The Virginia Beach shooting, in which 12 people and the gunman were killed, brought the issue home for Virginia. The state already had gone through soul-searching after the 2007 massacre at Virginia Tech and after a Roanoke television reporter and a photojournalist were slain on live TV in 2015.
This time, Gov. Ralph Northam, a Democrat seeking to regain his political footing after an embarrassing blackface scandal, called the legislature into special session and demanded stricter laws.
The Republican-led chambers instead quickly adjourned after less than two hours, saying they didn’t want to respond in the heat of passion. They kicked the issue to the state’s bipartisan crime commission for a more thoughtful study and recommendations.
Cutting short the legislative session is now a powerful political weapon against lawmakers involved in the decision, said Robyn Sordelett, an activist with Moms Demand Action, part of Mr. Bloomberg’s group.
Ms. Sordelett, who lives in Prince George County south of Richmond, said cutting off the assembly debate on guns horrified voters and further elevated firearms.
“It has skyrocketed to the top of the issues,” she said.
Ms. Sordelett called gun control a nonpartisan issue, and that may be true for voters.
But for lawmakers and for groups such as the NRA and Moms Demand Action, it’s about as partisan as can be.
Gun control activists say a Democrat-controlled assembly would deliver the restrictions they are demanding. Second Amendment supporters count on Republican control to squelch any action.
So eager are the gun control advocates to secure a Democratic majority that they have branched out to run ads on other issues in the liberal playbook, said Willes K. Lee, a Virginia resident and second vice president of the NRA.
“They’re desperately trying make this appear as a ’gun election’ by fogging it up with other issues,” he said, adding that national gun control groups are outspending the NRA by a ratio of 8-to-1.
Education, health care and spending are perennial issues, and the state’s right-to-work status is also seen in danger if Democrats win control of the General Assembly.
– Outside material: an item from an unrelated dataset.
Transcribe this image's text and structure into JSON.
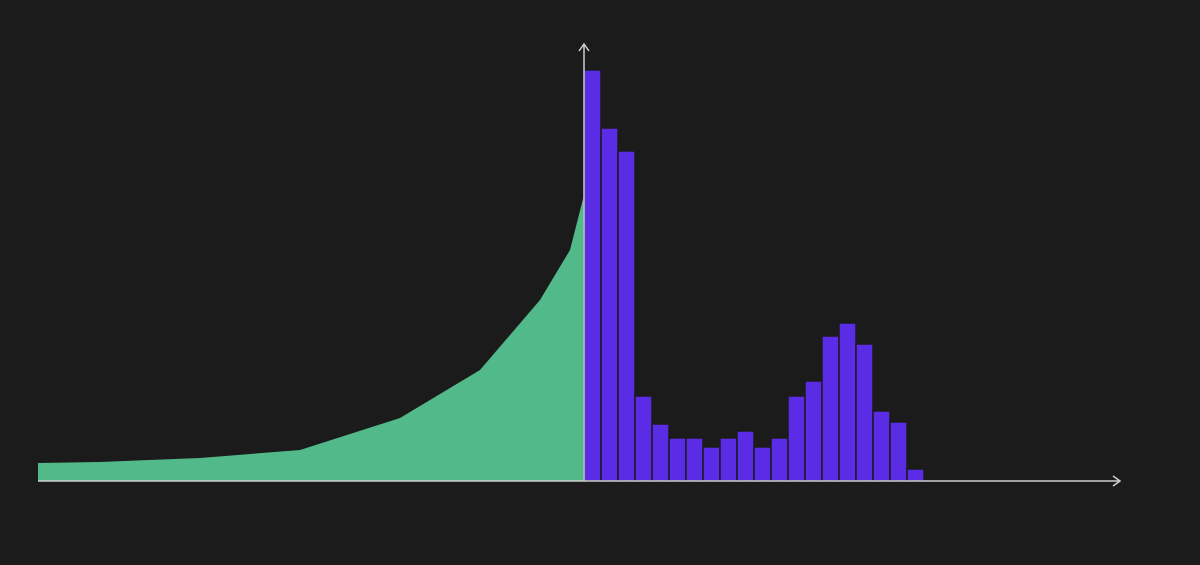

Some analysts consider the election a referendum on President Trump.
But the ads on other issues could indicate that the shooting rampage in late May isn’t resonating as well as gun control activists had hoped.
One Republican campaign official said polling backs up that theory.
The Virginia Beach shooting didn’t move the needle at all, the Republican strategist said. The August shootings in El Paso, Texas, and Dayton, Ohio, did cause a spike in interest, but it’s not clear they are producing any new voters. Instead, the shootings resonated with Democrats already poised to vote, the official said.
Everytown for Gun Safety has polling from over the summer in the three big population centers in Virginia that suggests otherwise. They found that when voters are told that Republicans oppose red flag laws to take guns from the hands of those deemed dangerous, it drew the largest — and negative — reaction of any issue tested.
“Put another way, the issue of gun violence and policies to address gun violence are top-of-mind for likely November 2019 Virginia General Assembly voters in swing districts throughout the state,” the group’s pollster concluded.
Mr. Crump, the Gun Owners of America official, said he sees the attention on gun control benefiting his side.
“The more that they campaign on anti-gun politics, I think the more it’s going to encourage pro-gun people in the state to get out and vote,” he said.